We begin our day with lovely, calm weather, very serene and very few boats out so far.
As we pass the inlet, we see that it is even rather calm off-shore. How nice. The sailboat is just inside the inlet entrance.
This is what St Augustine looks like from the water:
Once docked, this is what our view off our stern was. Tourboat was included:
We spent our first full day sightseeing. We walked around town, and explored the Castillo de San Marcos Fort:
(Incidently, we happened to be there on Veterans Day so it was FREE admission- woohoo!)
We also went to visit the William Warden winter home - AKA "Warden Castle". We had to! What a place. For its time, it was enormous. Though it isnt really meaningful to go inside because it is now the "Ripley's Believe it or Not Museum".
(in case you are wondering... no, we were not there at night. I stole this picture from the St Augustine website. My pictures didnt come out at all)
This plaque, though pretty much unreadable, speaks of when and where he and his family lived there etc...
A small side note to chuckle over: when we toured St Augustine we used their trolley system to get around which included an ongoing voice guided tour from the drivers. Our driver reported that Mr William Warden and his lovely wife had 14 children...all daughters. We just gaped at eachother. All daughters? Then, where, praytell, did the other generations we know existed come from? Bruce is thinking of writing them a short but polite note. Just a reminder: don't believe everything you hear on tour buses.
We also climbed to the top of the St. Augustine Lighthouse. I had to hold on very very securely to the wall, it was crazy high! But, I did manage to let go (holding my breath) long enough to snag a picture of the view out to the ocean:
(By the way, the marina to the left is where we were docked)
I know this blog post is a bit long but there is one more really important story I have to share with you...
So... our original plan was to stay in St. Augustine for 3 full days to explore and have fun. It's a very cool place. As it turned out, it was the PERFECT interval to have chosen under the circumstances of the time, but not for the reasons you might expect. You see, after our lovely day sightseeing, the weather changed - to say the least! By evening on that first day, the winds had picked up to 35 knots sustained and were gusting to 50 knots. That, my friends, is a LOT of wind. In addition to that, the direction of the wind was such that we were on the most exposed section of the marina. For about 36 hours we were pounded into our face dock. The wind came at us from our port stern quarter. Every 2 hours or so the first night, we had to start engines and engage our bow thrusters to push away from the dock to reposition our fenders. Those poor fenders were being battered about in all directions. The wave action was enormous and was rising and lowering the boat so much that the fenders kept either popping under the lip of the floating docks and stressing the rails from which they hung or popping up over the dock uselessly. What a night! Fortunately, by midday the next day things had calmed somewhat so we no longer had to reposition the fenders. Nonetheless, we did not feel comfortable leaving the boat at all. We remained alert and attentive to weather and weather alone.

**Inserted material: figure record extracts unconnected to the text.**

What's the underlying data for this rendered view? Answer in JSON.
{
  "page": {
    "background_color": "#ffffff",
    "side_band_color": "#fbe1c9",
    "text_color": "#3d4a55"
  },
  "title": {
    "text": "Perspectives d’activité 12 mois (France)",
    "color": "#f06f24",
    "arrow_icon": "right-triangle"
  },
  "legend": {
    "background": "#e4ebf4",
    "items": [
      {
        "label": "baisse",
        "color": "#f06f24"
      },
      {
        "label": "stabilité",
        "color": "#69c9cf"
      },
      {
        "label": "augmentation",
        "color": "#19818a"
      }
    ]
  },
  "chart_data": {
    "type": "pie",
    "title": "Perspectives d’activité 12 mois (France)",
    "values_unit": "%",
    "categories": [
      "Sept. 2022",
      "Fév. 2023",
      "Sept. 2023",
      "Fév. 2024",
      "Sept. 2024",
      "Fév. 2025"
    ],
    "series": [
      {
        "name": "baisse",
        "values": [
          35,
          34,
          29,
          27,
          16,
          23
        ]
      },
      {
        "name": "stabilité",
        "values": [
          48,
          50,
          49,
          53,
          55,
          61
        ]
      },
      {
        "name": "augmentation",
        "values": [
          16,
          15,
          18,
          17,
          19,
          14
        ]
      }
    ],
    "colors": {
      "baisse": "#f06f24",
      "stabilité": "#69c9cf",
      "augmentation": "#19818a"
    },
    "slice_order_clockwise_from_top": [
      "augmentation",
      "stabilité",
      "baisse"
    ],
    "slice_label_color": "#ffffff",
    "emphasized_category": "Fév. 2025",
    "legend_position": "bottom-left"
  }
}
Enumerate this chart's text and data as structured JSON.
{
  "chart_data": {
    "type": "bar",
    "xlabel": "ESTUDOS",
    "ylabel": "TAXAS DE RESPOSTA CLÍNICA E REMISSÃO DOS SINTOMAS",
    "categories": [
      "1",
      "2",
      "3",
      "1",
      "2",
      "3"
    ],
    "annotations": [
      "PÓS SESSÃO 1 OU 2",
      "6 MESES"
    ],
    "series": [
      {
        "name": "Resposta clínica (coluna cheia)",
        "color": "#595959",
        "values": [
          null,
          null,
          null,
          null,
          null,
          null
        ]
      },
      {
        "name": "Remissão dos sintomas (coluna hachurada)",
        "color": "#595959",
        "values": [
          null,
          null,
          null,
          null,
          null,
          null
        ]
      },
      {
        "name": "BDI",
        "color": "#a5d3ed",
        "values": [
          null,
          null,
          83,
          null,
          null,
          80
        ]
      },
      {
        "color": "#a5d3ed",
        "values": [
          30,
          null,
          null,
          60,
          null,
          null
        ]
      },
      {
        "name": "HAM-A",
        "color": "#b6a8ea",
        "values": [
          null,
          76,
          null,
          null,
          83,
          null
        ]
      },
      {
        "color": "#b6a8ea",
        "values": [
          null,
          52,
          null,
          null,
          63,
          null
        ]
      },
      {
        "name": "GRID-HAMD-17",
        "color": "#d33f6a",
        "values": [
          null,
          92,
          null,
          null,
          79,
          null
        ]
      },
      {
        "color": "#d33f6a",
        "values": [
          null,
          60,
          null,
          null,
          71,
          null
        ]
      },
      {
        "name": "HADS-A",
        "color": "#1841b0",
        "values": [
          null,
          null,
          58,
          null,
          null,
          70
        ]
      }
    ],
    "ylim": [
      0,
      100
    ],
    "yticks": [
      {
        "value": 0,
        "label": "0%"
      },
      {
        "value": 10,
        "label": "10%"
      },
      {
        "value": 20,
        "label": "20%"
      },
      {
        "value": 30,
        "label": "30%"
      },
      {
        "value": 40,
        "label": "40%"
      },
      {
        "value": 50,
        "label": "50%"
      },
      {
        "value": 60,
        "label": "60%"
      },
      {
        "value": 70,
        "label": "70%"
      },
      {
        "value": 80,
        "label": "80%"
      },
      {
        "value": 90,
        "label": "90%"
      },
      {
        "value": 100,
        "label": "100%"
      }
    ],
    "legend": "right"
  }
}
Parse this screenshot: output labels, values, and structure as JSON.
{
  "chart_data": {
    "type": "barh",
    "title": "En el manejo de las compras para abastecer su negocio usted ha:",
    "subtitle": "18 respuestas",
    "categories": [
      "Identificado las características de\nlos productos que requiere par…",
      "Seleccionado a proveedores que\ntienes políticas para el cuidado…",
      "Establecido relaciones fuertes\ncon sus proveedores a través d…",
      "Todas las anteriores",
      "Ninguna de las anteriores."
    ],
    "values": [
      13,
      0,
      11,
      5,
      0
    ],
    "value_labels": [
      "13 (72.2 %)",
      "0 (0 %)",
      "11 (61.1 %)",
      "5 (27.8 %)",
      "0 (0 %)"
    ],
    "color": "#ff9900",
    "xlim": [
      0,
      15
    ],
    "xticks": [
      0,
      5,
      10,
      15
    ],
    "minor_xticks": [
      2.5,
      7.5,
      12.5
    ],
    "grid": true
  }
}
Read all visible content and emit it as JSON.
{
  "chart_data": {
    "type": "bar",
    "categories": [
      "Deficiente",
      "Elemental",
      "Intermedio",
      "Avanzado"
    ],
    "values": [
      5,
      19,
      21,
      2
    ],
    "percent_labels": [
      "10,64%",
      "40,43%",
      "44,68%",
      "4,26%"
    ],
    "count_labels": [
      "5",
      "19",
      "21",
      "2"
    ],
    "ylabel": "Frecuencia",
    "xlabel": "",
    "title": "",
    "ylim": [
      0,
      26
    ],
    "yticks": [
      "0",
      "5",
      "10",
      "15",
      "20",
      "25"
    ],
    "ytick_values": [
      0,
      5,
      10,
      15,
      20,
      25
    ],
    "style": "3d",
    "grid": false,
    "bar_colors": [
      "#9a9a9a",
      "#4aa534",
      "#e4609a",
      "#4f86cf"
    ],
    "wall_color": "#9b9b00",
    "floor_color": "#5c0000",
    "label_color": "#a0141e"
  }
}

Thankfully, as our 4th day approached, our originally planned leaving day, about 3am, the wind finally quit and we knew we could be on our way come morning. The washing machine ride was over. We were very lucky. All we suffered was some seriously abused fenders and a few more grey hairs. Alas, one of those fenders did not survive the abuse. It will not hold air anymore. Oh well..... a worthy sacrifice.